Complete step by step solution:
We are given the expression, $y = {\csc ^3}\left( {2x} \right)$.

Differentiate both sides with respect to x.

$ \Rightarrow \dfrac{{dy}}{{dx}} = \dfrac{d}{{dx}}{\csc ^3}\left( {2x} \right)$

Now, apply the chain rule of derivatives to the right hand side of the function

$ \Rightarrow \dfrac{{dy}}{{dx}} = 3\left( {{{\csc }^2}\left( {2x} \right)} \right) \times \dfrac{d}{{dx}}\left( {\csc \left( {2x} \right)} \right)$

Now, find the derivative of the expression $\dfrac{d}{{dx}}\left( {\csc \left( {2x} \right)} \right)$ using the chain rule.

$ \Rightarrow \dfrac{d}{{dx}}\left( {\csc \left( {2x} \right)} \right) = - \csc \left( {2x} \right)\cot \left( {2x} \right)\dfrac{d}{{dx}}\left( {2x} \right)$

Again determine the derivative of the function by applying the power rule.

$ \Rightarrow \dfrac{d}{{dx}}\left( {\csc \left( {2x} \right)} \right) = - 2\csc \left( {2x} \right)\cot \left( {2x} \right)$

Now, write the derivative of the function.

$ \Rightarrow \dfrac{{dy}}{{dx}} = 3\left( {{{\csc }^2}\left( {2x} \right)} \right) \times \left( { - 2\csc \left( {2x} \right)\cot \left( {2x} \right)} \right)$

$ \Rightarrow \dfrac{{dy}}{{dx}} = - 6{\csc ^2}\left( {2x} \right)\csc \left( {2x} \right)\cot \left( {2x} \right)$

Now, apply the product rule of exponents.

$ \Rightarrow \dfrac{{dy}}{{dx}} = - 6{\csc ^3}\left( {2x} \right)\cot \left( {2x} \right)$

Hence, the derivative of the expression $y = {\csc ^3}\left( {2x} \right)$ is $ - 6{\csc ^3}\left( {2x} \right)\cot \left( {2x} \right)$.

Note: The students must note that in such type of questions, the chain rule of derivatives must be applied which is given by $\dfrac{{dy}}{{dx}} = f'\left( {g\left( x \right)} \right) \times g'\left( x \right)$. The chain rule is applied in the questions where the functions are composite functions.
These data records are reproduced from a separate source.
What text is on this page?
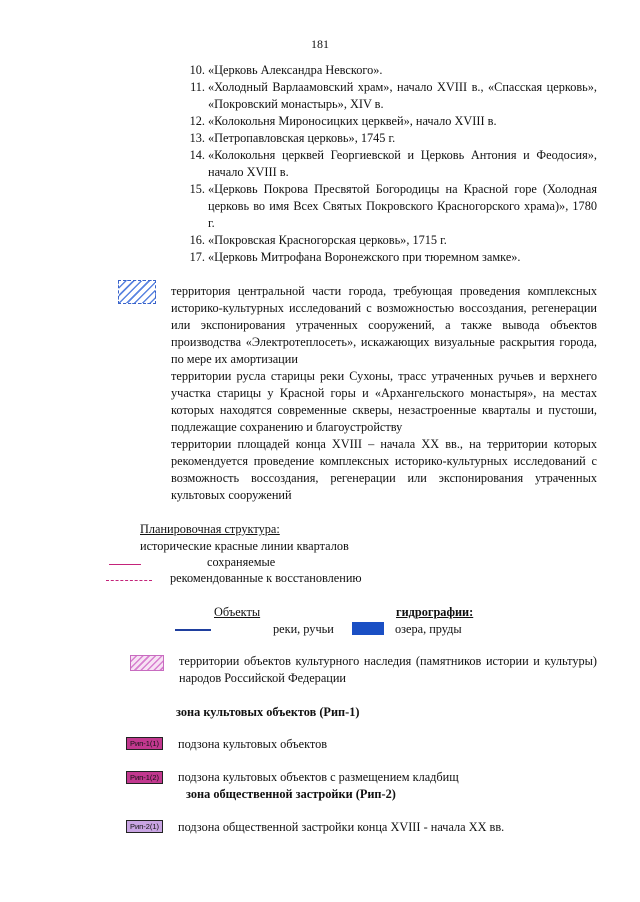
181
10. «Церковь Александра Невского».
11. «Холодный Варлаамовский храм», начало XVIII в., «Спасская церковь», «Покровский монастырь», XIV в.
12. «Колокольня Мироносицких церквей», начало XVIII в.
13. «Петропавловская церковь», 1745 г.
14. «Колокольня церквей Георгиевской и Церковь Антония и Феодосия», начало XVIII в.
15. «Церковь Покрова Пресвятой Богородицы на Красной горе (Холодная церковь во имя Всех Святых Покровского Красногорского храма)», 1780 г.
16. «Покровская Красногорская церковь», 1715 г.
17. «Церковь Митрофана Воронежского при тюремном замке».

территория центральной части города, требующая проведения комплексных историко-культурных исследований с возможностью воссоздания, регенерации или экспонирования утраченных сооружений, а также вывода объектов производства «Электротеплосеть», искажающих визуальные раскрытия города, по мере их амортизации

территории русла старицы реки Сухоны, трасс утраченных ручьев и верхнего участка старицы у Красной горы и «Архангельского монастыря», на местах которых находятся современные скверы, незастроенные кварталы и пустоши, подлежащие сохранению и благоустройству

территории площадей конца XVIII – начала XX вв., на территории которых рекомендуется проведение комплексных историко-культурных исследований с возможность воссоздания, регенерации или экспонирования утраченных культовых сооружений

Планировочная структура:
исторические красные линии кварталов
сохраняемые
рекомендованные к восстановлению
Объекты	гидрографии:
реки, ручьи	озера, пруды

территории объектов культурного наследия (памятников истории и культуры) народов Российской Федерации

зона культовых объектов (Рип-1)
Рип-1(1)	подзона культовых объектов
Рип-1(2)	подзона культовых объектов с размещением кладбищ
зона общественной застройки (Рип-2)
Рип-2(1)	подзона общественной застройки конца XVIII - начала XX вв.
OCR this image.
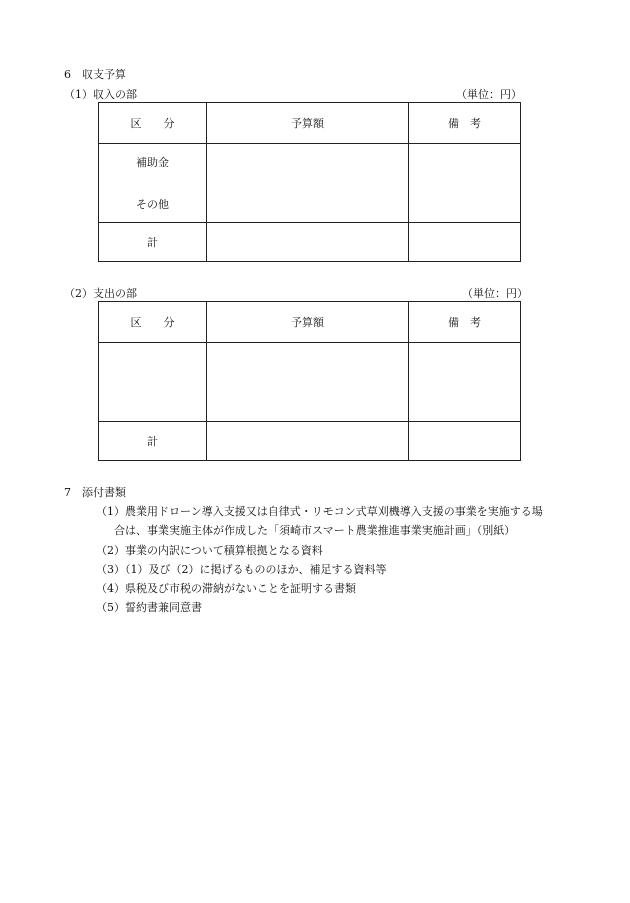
6　収支予算
（1）収入の部	（単位：円）
区　　分	予算額	備　考

補助金
その他		

計		
（2）支出の部	（単位：円）
区　　分	予算額	備　考

計		
7　添付書類
（1）農業用ドローン導入支援又は自律式・リモコン式草刈機導入支援の事業を実施する場
合は、事業実施主体が作成した「須崎市スマート農業推進事業実施計画」（別紙）
（2）事業の内訳について積算根拠となる資料
（3）（1）及び（2）に掲げるもののほか、補足する資料等
（4）県税及び市税の滞納がないことを証明する書類
（5）誓約書兼同意書
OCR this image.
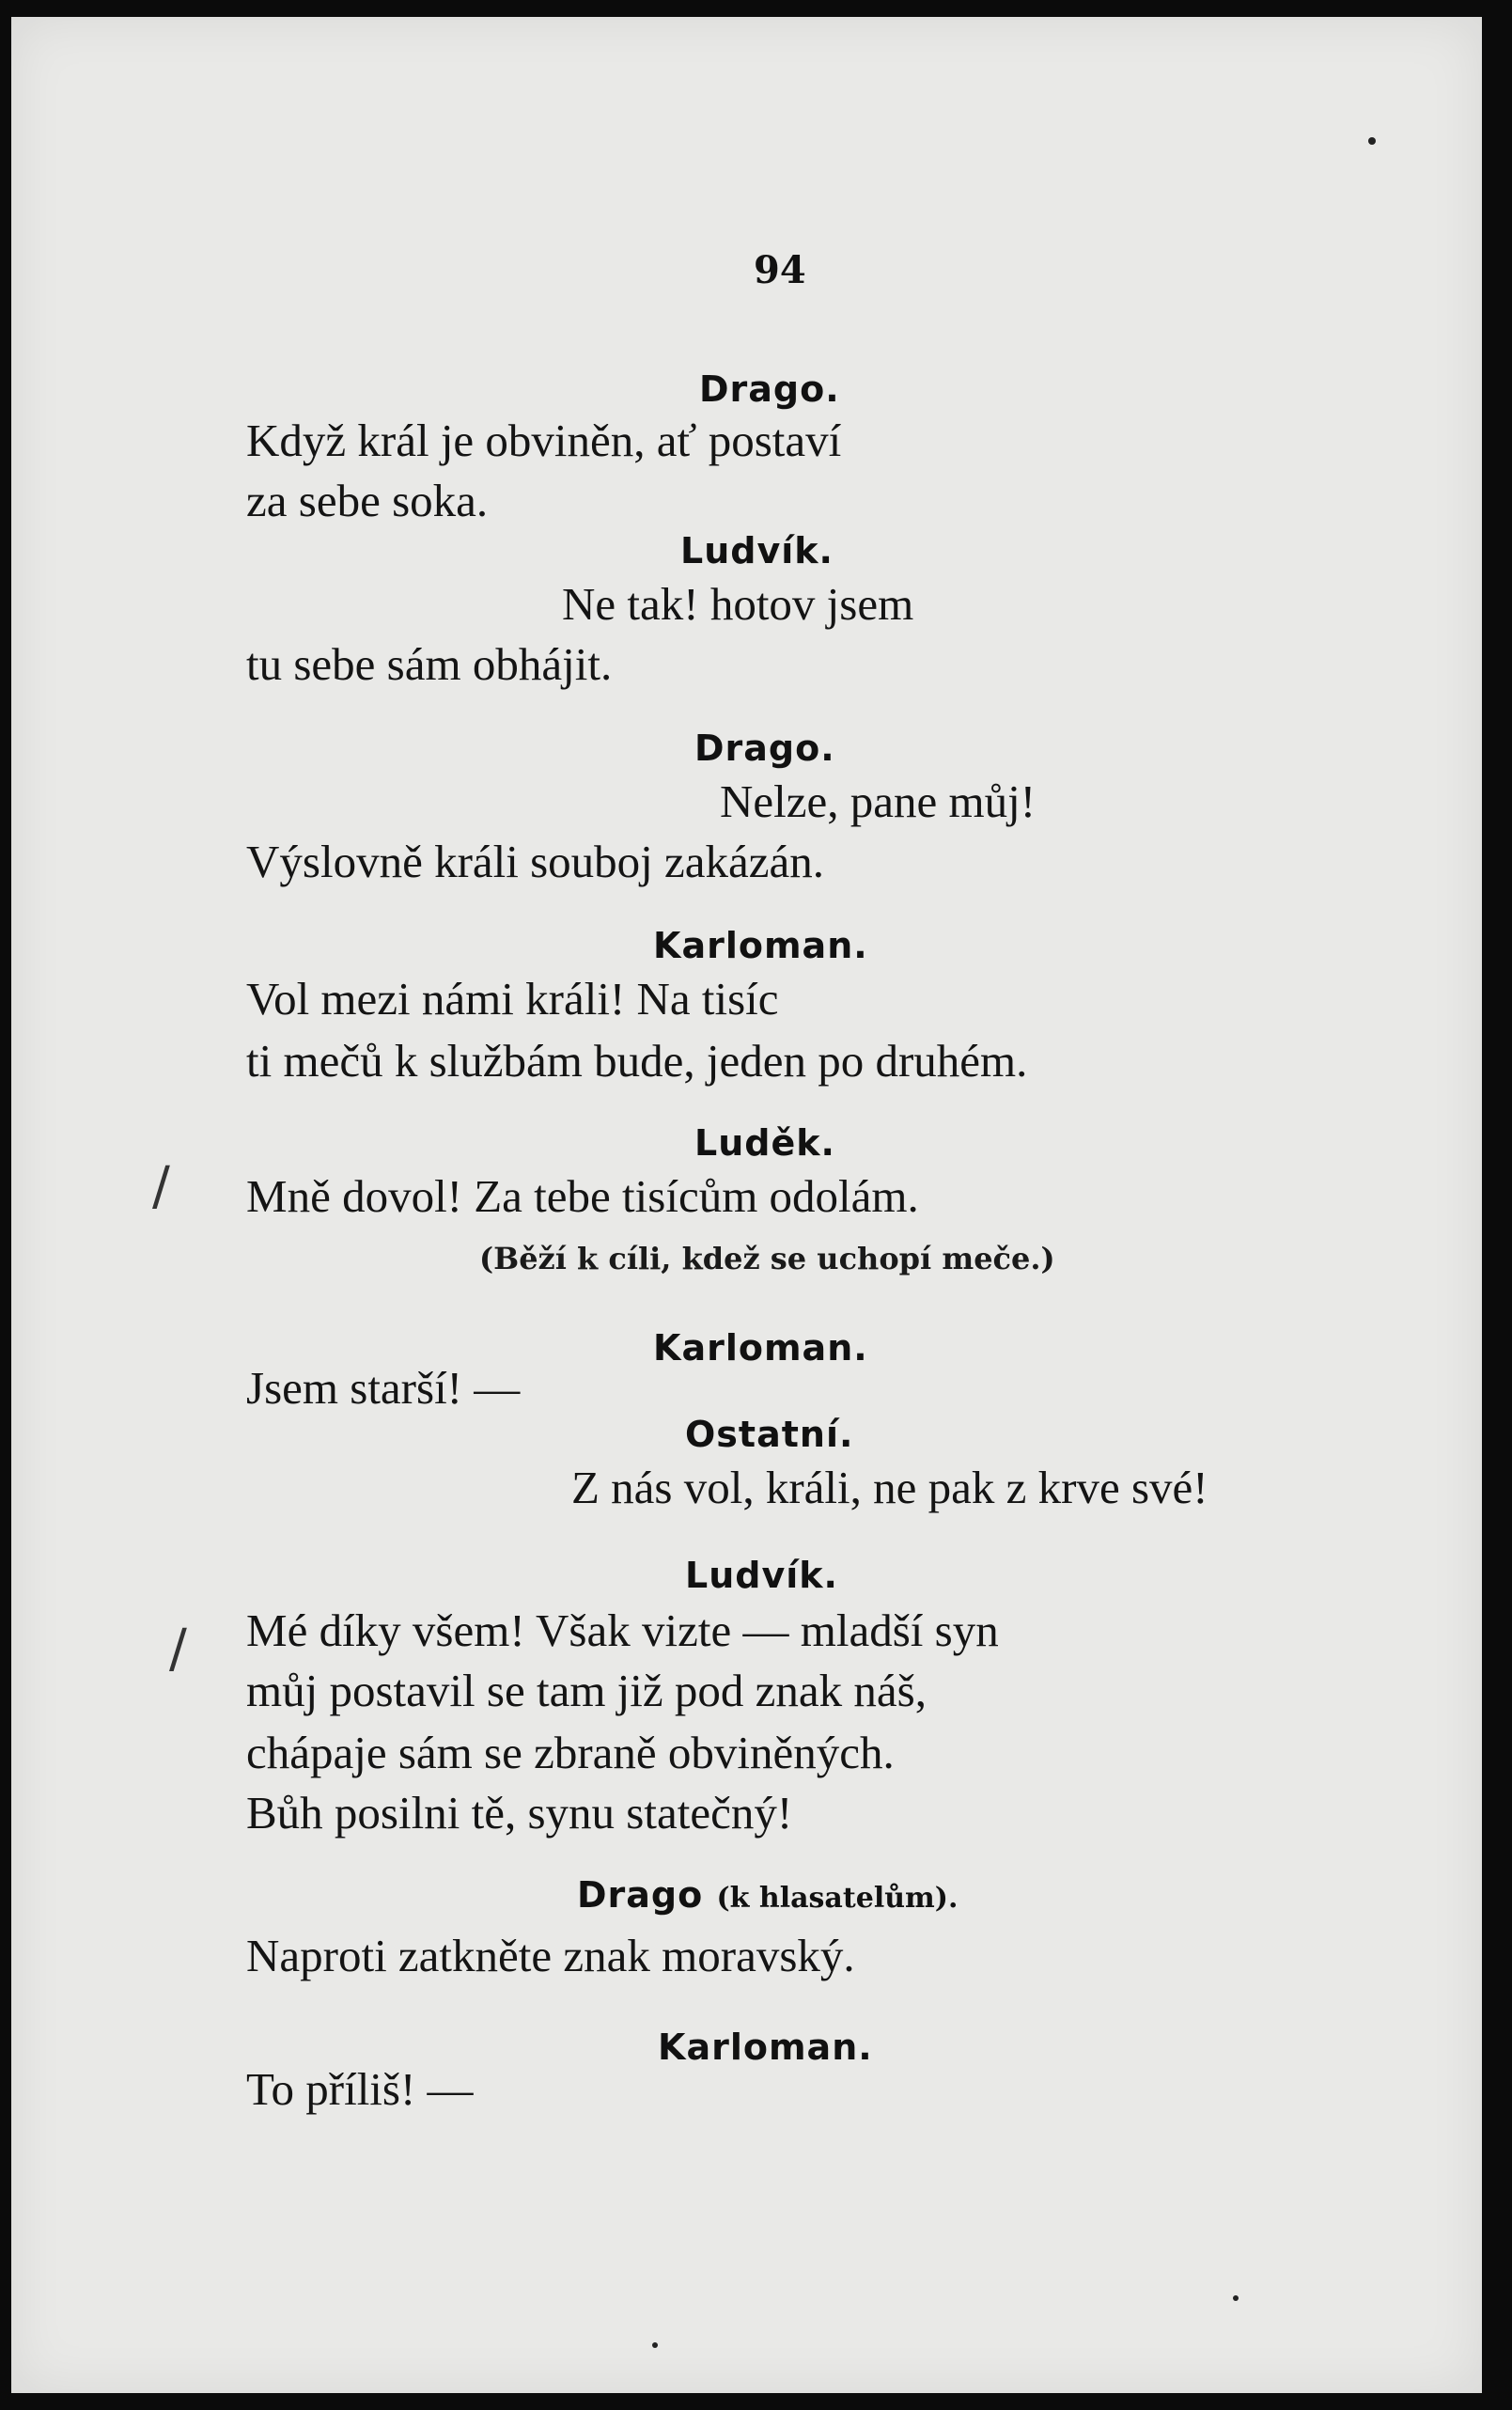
94
Drago.
Když král je obviněn, ať postaví
za sebe soka.
Ludvík.
Ne tak! hotov jsem
tu sebe sám obhájit.
Drago.
Nelze, pane můj!
Výslovně králi souboj zakázán.
Karloman.
Vol mezi námi králi! Na tisíc
ti mečů k službám bude, jeden po druhém.
/
Luděk.
Mně dovol! Za tebe tisícům odolám.
(Běží k cíli, kdež se uchopí meče.)
Karloman.
Jsem starší! —
Ostatní.
Z nás vol, králi, ne pak z krve své!
Ludvík.
/ Mé díky všem! Však vizte — mladší syn
můj postavil se tam již pod znak náš,
chápaje sám se zbraně obviněných.
Bůh posilni tě, synu statečný!
Drago (k hlasatelům).
Naproti zatkněte znak moravský.
Karloman.
To příliš! —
The composite function is the function which is made by polynomial function along with trigonometric function.
The common formulas of differentiation are:
The power rule of differentiation is ${\left( {{x^n}} \right)^\prime } = n{x^{n - 1}}$
$ \Rightarrow \dfrac{d}{{dx}}\csc x = - \csc x\cot x$
$ \Rightarrow \dfrac{d}{{dx}}\sin x = \cos x$
$ \Rightarrow \dfrac{d}{{dx}}\cos x = - \sin x$
$ \Rightarrow \dfrac{d}{{dx}}\tan x = {\sec ^2}x$
$ \Rightarrow \dfrac{d}{{dx}}\cot x = - {\csc ^2}x$